Talvez haja quem contemple, com seriedade, a hipótese de se chegar a tais distopias (que em nada diferem da colonização de Marte, por exemplo), se assim tiver que ser, isto é, como se fossem uma inevitabilidade decorrente da natureza da liberdade do homem, o animal acima de todos os outros.
Mas o mercado não é a única saída ao nosso alcance, obviamente.
Além da regulação ou das disposições governamentais, tudo coisas imperfeitas que não funcionam com(o) mãos invisíveis, existe, por exemplo, a gestão comunitária, como mostrou incansavelmente Elinor Ostrom, prémio Nobel da Economia em 2009, com o seu trabalho ao longo de décadas, e empregando diversos métodos de investigação e em várias comunidades por esse mundo fora.
É o caso, além de tantos outros, dos sistemas de irrigação partilhada na Indonésia, como é também o caso, em Portugal, dos terrenos baldios, existentes principalmente no Norte e Centro do país. São terras que não são do estado nem de nenhum privado e, em rigor, nem de nenhuma comunidade (a questão central é, de facto, uma questão de propriedade, no sentido de posse). Sem dono, são terras, e foram muitas mais no passado, cujo uso pelos elementos da comunidade é gerido pela própria comunidade que nelas vive e delas retira (ou retirava) o seu sustento, garantindo a sua sustentabilidade, a das terras. Mas como pode perpetuar-se esta singularidade se as próprias comunidades estão a desaparecer?
É por essa ameaça que existe cada vez maior pressão para um género de concessão destas terras a entidades privadas, isto é, empresas.
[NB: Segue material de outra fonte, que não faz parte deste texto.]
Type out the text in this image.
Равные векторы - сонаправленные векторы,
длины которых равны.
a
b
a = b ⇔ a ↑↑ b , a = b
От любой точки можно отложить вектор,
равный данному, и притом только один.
Frequentemente, essa pressão exerce-se sob o argumento de que, na ausência de pessoas, com o fim das comunidades, a concessão é a única forma de as preservar, às terras, de preservar a floresta, e, de caminho, lidar eficazmente com o flagelo dos incêndios.
Mas como o mundo se muda talvez mudando o nosso mundo, uma saída para a encruzilhada à escala global, e não só, em que nos encontramos, pode estar no desenvolvimento e aperfeiçoamento de modelos cooperativos de organização coletiva e comunitária para o que nunca poderá ser objeto de transação nos mercados, como há séculos sucede com os baldios.